Even Sen. John Kerry (D-Mass.), the presumptive Democratic candidate for president, entered the fray.

“Israel’s fence is a legitimate response to terror that only exists in response to the wave of terror attacks against Israel,” Kerry said in a press release last Friday. “It is not a matter for the ICJ.”

Jewish groups are gearing up with pro-fence talking points they can use with government leaders and newspaper editors.

In a conference call last Friday for Jewish community relations councils across North America, activists were told that if they are asked for media comment, they should stress how much the fence already has reduced terrorism.

Many U.S. Jewish organizations issued press releases last Friday blasting the court’s decision.

The court was taken over by “narrow political extremist goals,” said James Tisch, chairman of the Conference of Presidents of Major American Jewish Organizations. “The ruling contradicts the fundamental right of all states to defend their citizens. No other country is judged like Israel –– not to higher standards, but double standards.”

A slew of U.S. representatives also issued statements rejecting the court opinion. Rep. Ileana Ros-Lehtinen (R-Fla.) has begun a lobbying campaign urging Latin American countries to oppose a U.N. resolution.

Rep. Gary Ackerman (D-N.Y.) sponsored a congressional resolution condemning the court’s opinion.

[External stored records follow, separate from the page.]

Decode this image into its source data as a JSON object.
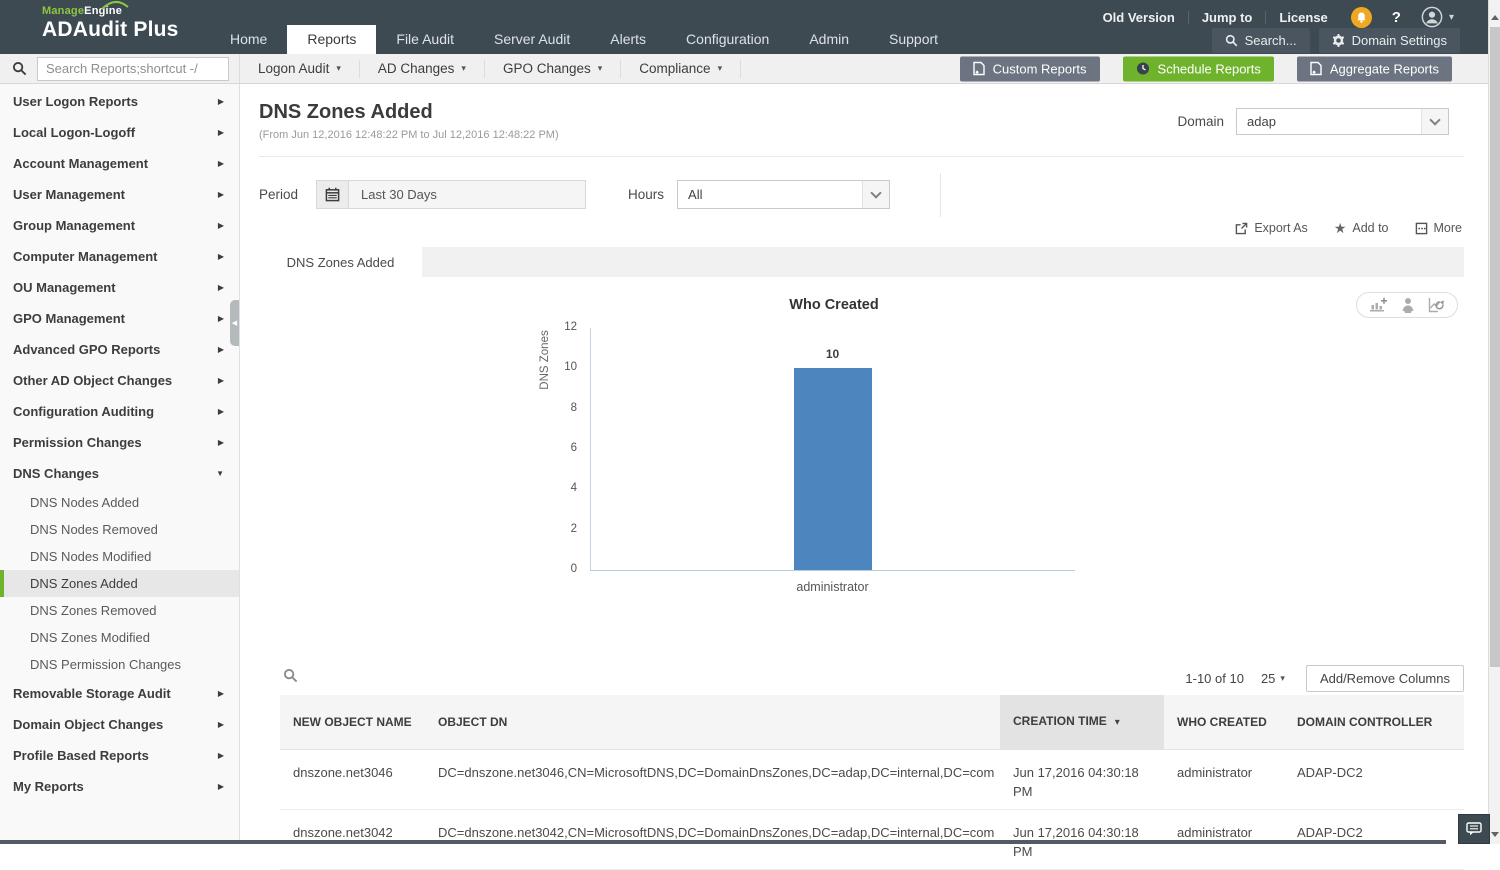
{
  "colors": {
    "header_bg": "#3e4a52",
    "accent_green": "#6fb32c",
    "button_gray": "#6b7480",
    "bar_blue": "#4d86be",
    "notification_amber": "#f0a822"
  },
  "header": {
    "brand_manage": "Manage",
    "brand_engine": "Engine",
    "product": "ADAudit Plus",
    "nav": [
      {
        "label": "Home",
        "active": false
      },
      {
        "label": "Reports",
        "active": true
      },
      {
        "label": "File Audit",
        "active": false
      },
      {
        "label": "Server Audit",
        "active": false
      },
      {
        "label": "Alerts",
        "active": false
      },
      {
        "label": "Configuration",
        "active": false
      },
      {
        "label": "Admin",
        "active": false
      },
      {
        "label": "Support",
        "active": false
      }
    ],
    "utility_links": [
      "Old Version",
      "Jump to",
      "License"
    ],
    "search_button": "Search...",
    "domain_settings_button": "Domain Settings"
  },
  "toolbar": {
    "search_placeholder": "Search Reports;shortcut -/",
    "menus": [
      "Logon Audit",
      "AD Changes",
      "GPO Changes",
      "Compliance"
    ],
    "actions": [
      {
        "label": "Custom Reports",
        "style": "gray",
        "icon": "report-doc"
      },
      {
        "label": "Schedule Reports",
        "style": "green",
        "icon": "clock"
      },
      {
        "label": "Aggregate Reports",
        "style": "gray",
        "icon": "report-doc"
      }
    ]
  },
  "sidebar": {
    "items": [
      {
        "label": "User Logon Reports",
        "expandable": true
      },
      {
        "label": "Local Logon-Logoff",
        "expandable": true
      },
      {
        "label": "Account Management",
        "expandable": true
      },
      {
        "label": "User Management",
        "expandable": true
      },
      {
        "label": "Group Management",
        "expandable": true
      },
      {
        "label": "Computer Management",
        "expandable": true
      },
      {
        "label": "OU Management",
        "expandable": true
      },
      {
        "label": "GPO Management",
        "expandable": true
      },
      {
        "label": "Advanced GPO Reports",
        "expandable": true
      },
      {
        "label": "Other AD Object Changes",
        "expandable": true
      },
      {
        "label": "Configuration Auditing",
        "expandable": true
      },
      {
        "label": "Permission Changes",
        "expandable": true
      },
      {
        "label": "DNS Changes",
        "expandable": true,
        "expanded": true,
        "children": [
          {
            "label": "DNS Nodes Added"
          },
          {
            "label": "DNS Nodes Removed"
          },
          {
            "label": "DNS Nodes Modified"
          },
          {
            "label": "DNS Zones Added",
            "selected": true
          },
          {
            "label": "DNS Zones Removed"
          },
          {
            "label": "DNS Zones Modified"
          },
          {
            "label": "DNS Permission Changes"
          }
        ]
      },
      {
        "label": "Removable Storage Audit",
        "expandable": true
      },
      {
        "label": "Domain Object Changes",
        "expandable": true
      },
      {
        "label": "Profile Based Reports",
        "expandable": true
      },
      {
        "label": "My Reports",
        "expandable": true
      }
    ]
  },
  "report": {
    "title": "DNS Zones Added",
    "date_range": "(From Jun 12,2016 12:48:22 PM to Jul 12,2016 12:48:22 PM)",
    "domain": {
      "label": "Domain",
      "value": "adap"
    },
    "period": {
      "label": "Period",
      "value": "Last 30 Days"
    },
    "hours": {
      "label": "Hours",
      "value": "All"
    },
    "actions": {
      "export_as": "Export As",
      "add_to": "Add to",
      "more": "More"
    },
    "tab_label": "DNS Zones Added"
  },
  "chart_data": {
    "type": "bar",
    "title": "Who Created",
    "categories": [
      "administrator"
    ],
    "values": [
      10
    ],
    "xlabel": "",
    "ylabel": "DNS Zones",
    "ylim": [
      0,
      12
    ],
    "yticks": [
      0,
      2,
      4,
      6,
      8,
      10,
      12
    ],
    "grid": false,
    "legend": false,
    "value_labels": true,
    "bar_color": "#4d86be"
  },
  "table": {
    "summary": "1-10 of 10",
    "page_size": "25",
    "add_remove_button": "Add/Remove Columns",
    "columns": [
      {
        "label": "NEW OBJECT NAME",
        "sorted": false
      },
      {
        "label": "OBJECT DN",
        "sorted": false
      },
      {
        "label": "CREATION TIME",
        "sorted": true
      },
      {
        "label": "WHO CREATED",
        "sorted": false
      },
      {
        "label": "DOMAIN CONTROLLER",
        "sorted": false
      }
    ],
    "rows": [
      [
        "dnszone.net3046",
        "DC=dnszone.net3046,CN=MicrosoftDNS,DC=DomainDnsZones,DC=adap,DC=internal,DC=com",
        "Jun 17,2016 04:30:18 PM",
        "administrator",
        "ADAP-DC2"
      ],
      [
        "dnszone.net3042",
        "DC=dnszone.net3042,CN=MicrosoftDNS,DC=DomainDnsZones,DC=adap,DC=internal,DC=com",
        "Jun 17,2016 04:30:18 PM",
        "administrator",
        "ADAP-DC2"
      ]
    ]
  },
  "icons": {
    "header": [
      "notification-bell",
      "help",
      "user-avatar",
      "magnifier",
      "gear"
    ],
    "toolbar": [
      "magnifier",
      "report-doc",
      "clock"
    ],
    "report": [
      "calendar",
      "export-arrow",
      "star",
      "boxed-dots"
    ],
    "chart_tools": [
      "add-chart",
      "person",
      "refresh-chart"
    ],
    "table": [
      "magnifier"
    ],
    "chat": "speech-bubble"
  }
}
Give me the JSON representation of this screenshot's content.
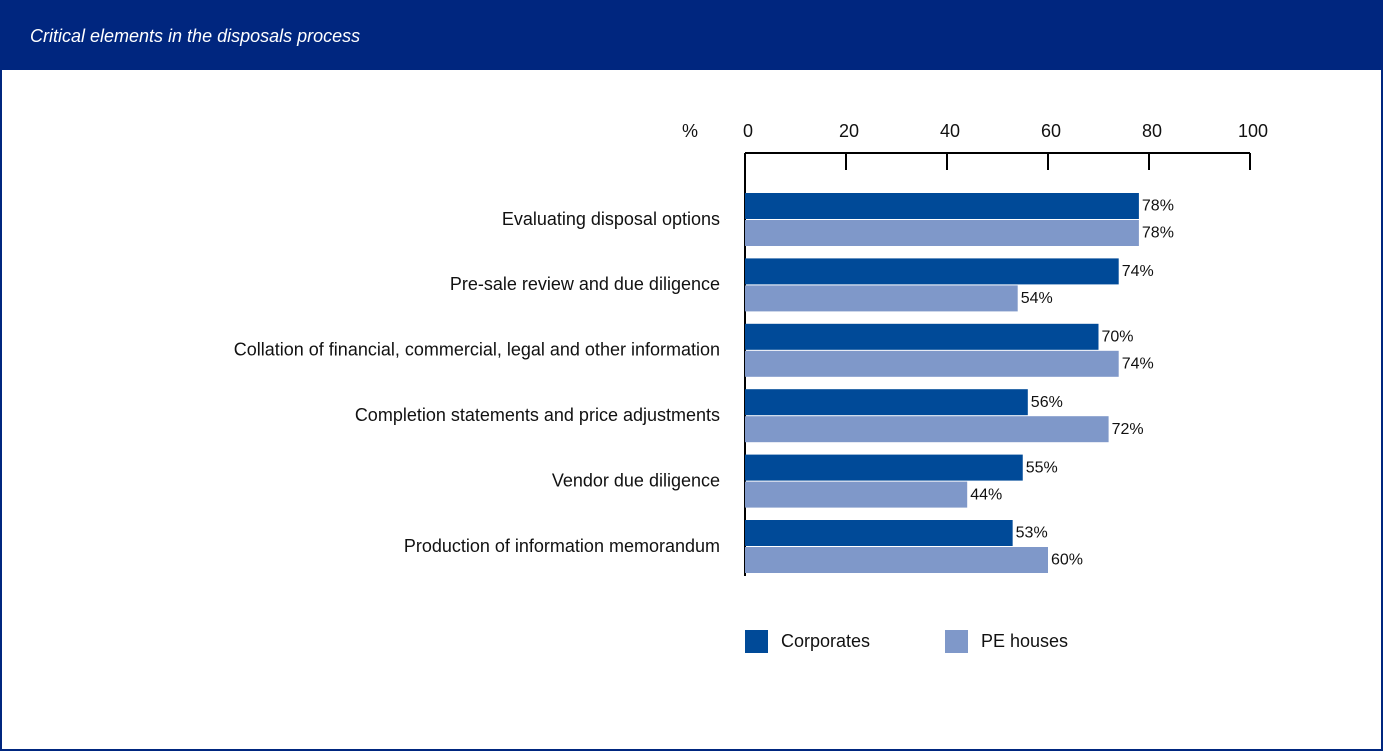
{
  "chart_data": {
    "type": "hbar",
    "title": "Critical elements in the disposals process",
    "xlabel": "%",
    "categories": [
      "Evaluating disposal options",
      "Pre-sale review and due diligence",
      "Collation of financial, commercial, legal and other information",
      "Completion statements and price adjustments",
      "Vendor due diligence",
      "Production of information memorandum"
    ],
    "series": [
      {
        "name": "Corporates",
        "color": "#004a98",
        "values": [
          78,
          74,
          70,
          56,
          55,
          53
        ],
        "value_labels": [
          "78%",
          "74%",
          "70%",
          "56%",
          "55%",
          "53%"
        ]
      },
      {
        "name": "PE houses",
        "color": "#7f98c9",
        "values": [
          78,
          54,
          74,
          72,
          44,
          60
        ],
        "value_labels": [
          "78%",
          "54%",
          "74%",
          "72%",
          "44%",
          "60%"
        ]
      }
    ],
    "xlim": [
      0,
      100
    ],
    "xticks": [
      0,
      20,
      40,
      60,
      80,
      100
    ],
    "legend": "bottom"
  }
}
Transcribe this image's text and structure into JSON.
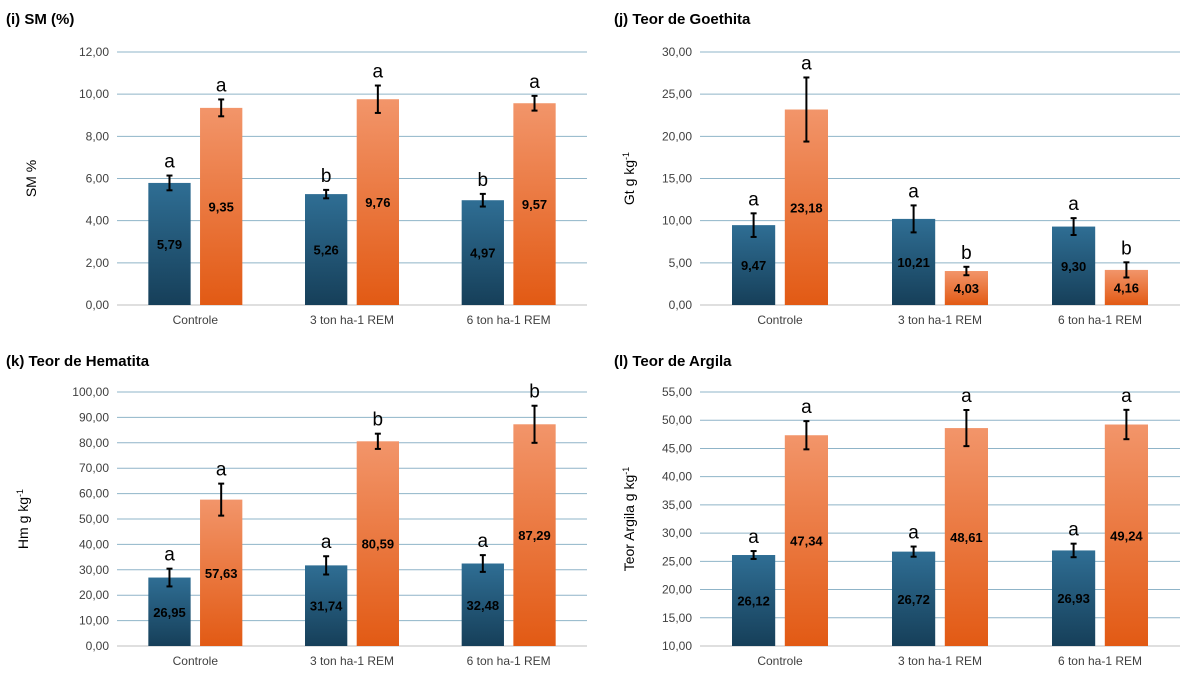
{
  "colors": {
    "series_blue_top": "#2f6e94",
    "series_blue_bottom": "#163f59",
    "series_orange_top": "#f2956a",
    "series_orange_bottom": "#e25a14",
    "grid": "#8fb4c8",
    "axis_text": "#404040",
    "error_bar": "#000000"
  },
  "chart_data": [
    {
      "type": "bar",
      "title": "(i) SM (%)",
      "ylabel": "SM %",
      "ylim": [
        0,
        12
      ],
      "y_ticks": [
        "0,00",
        "2,00",
        "4,00",
        "6,00",
        "8,00",
        "10,00",
        "12,00"
      ],
      "grid": true,
      "categories": [
        "Controle",
        "3 ton ha-1 REM",
        "6 ton ha-1 REM"
      ],
      "series": [
        {
          "values": [
            5.79,
            5.26,
            4.97
          ],
          "labels": [
            "5,79",
            "5,26",
            "4,97"
          ],
          "errors": [
            0.35,
            0.2,
            0.3
          ],
          "letters": [
            "a",
            "b",
            "b"
          ]
        },
        {
          "values": [
            9.35,
            9.76,
            9.57
          ],
          "labels": [
            "9,35",
            "9,76",
            "9,57"
          ],
          "errors": [
            0.4,
            0.65,
            0.35
          ],
          "letters": [
            "a",
            "a",
            "a"
          ]
        }
      ]
    },
    {
      "type": "bar",
      "title": "(j) Teor de Goethita",
      "ylabel": "Gt g kg",
      "ylabel_sup": "-1",
      "ylim": [
        0,
        30
      ],
      "y_ticks": [
        "0,00",
        "5,00",
        "10,00",
        "15,00",
        "20,00",
        "25,00",
        "30,00"
      ],
      "grid": true,
      "categories": [
        "Controle",
        "3 ton ha-1 REM",
        "6 ton ha-1 REM"
      ],
      "series": [
        {
          "values": [
            9.47,
            10.21,
            9.3
          ],
          "labels": [
            "9,47",
            "10,21",
            "9,30"
          ],
          "errors": [
            1.4,
            1.6,
            1.0
          ],
          "letters": [
            "a",
            "a",
            "a"
          ]
        },
        {
          "values": [
            23.18,
            4.03,
            4.16
          ],
          "labels": [
            "23,18",
            "4,03",
            "4,16"
          ],
          "errors": [
            3.8,
            0.5,
            0.9
          ],
          "letters": [
            "a",
            "b",
            "b"
          ]
        }
      ]
    },
    {
      "type": "bar",
      "title": "(k) Teor de Hematita",
      "ylabel": "Hm g kg",
      "ylabel_sup": "-1",
      "ylim": [
        0,
        100
      ],
      "y_ticks": [
        "0,00",
        "10,00",
        "20,00",
        "30,00",
        "40,00",
        "50,00",
        "60,00",
        "70,00",
        "80,00",
        "90,00",
        "100,00"
      ],
      "grid": true,
      "categories": [
        "Controle",
        "3 ton ha-1 REM",
        "6 ton ha-1 REM"
      ],
      "series": [
        {
          "values": [
            26.95,
            31.74,
            32.48
          ],
          "labels": [
            "26,95",
            "31,74",
            "32,48"
          ],
          "errors": [
            3.5,
            3.6,
            3.3
          ],
          "letters": [
            "a",
            "a",
            "a"
          ]
        },
        {
          "values": [
            57.63,
            80.59,
            87.29
          ],
          "labels": [
            "57,63",
            "80,59",
            "87,29"
          ],
          "errors": [
            6.3,
            3.0,
            7.3
          ],
          "letters": [
            "a",
            "b",
            "b"
          ]
        }
      ]
    },
    {
      "type": "bar",
      "title": "(l) Teor de Argila",
      "ylabel": "Teor Argila g kg",
      "ylabel_sup": "-1",
      "ylim": [
        10,
        55
      ],
      "y_ticks": [
        "10,00",
        "15,00",
        "20,00",
        "25,00",
        "30,00",
        "35,00",
        "40,00",
        "45,00",
        "50,00",
        "55,00"
      ],
      "grid": true,
      "categories": [
        "Controle",
        "3 ton ha-1 REM",
        "6 ton ha-1 REM"
      ],
      "series": [
        {
          "values": [
            26.12,
            26.72,
            26.93
          ],
          "labels": [
            "26,12",
            "26,72",
            "26,93"
          ],
          "errors": [
            0.7,
            0.9,
            1.2
          ],
          "letters": [
            "a",
            "a",
            "a"
          ]
        },
        {
          "values": [
            47.34,
            48.61,
            49.24
          ],
          "labels": [
            "47,34",
            "48,61",
            "49,24"
          ],
          "errors": [
            2.5,
            3.2,
            2.6
          ],
          "letters": [
            "a",
            "a",
            "a"
          ]
        }
      ]
    }
  ]
}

At a press conference last Friday across from the United Nations attended by New York’s two Democratic senators — Charles Schumer and Hillary Clinton — Jewish groups said terrorist attacks had fallen by 90 percent since parts of the fence went up. 

“It makes no sense for the United Nations to vehemently oppose a fence which is a non-violent response to terrorism rather than opposing terrorism itself,” Clinton told the crowd.

Also speaking at the press conference, Israel’s U.N. ambassador, Dan Gillerman, called last Friday a “tragic day.” 

“The U.N. has been hijacked and abused,” Gillerman said. The opinion “totally disregards why that fence was put up there.”

“This is the Arafat fence. This is the fence that Arafat built,” he said, referring to Palestinian Authority President Yasser Arafat. “This fence will remain and protect Israeli lives. It will remain as long as Arafat’s reign of terror remains.”

JTA staff writers Ron Kampeas and Matthew E. Berger in Washington and Joe Berkofsky in New York contributed to this story.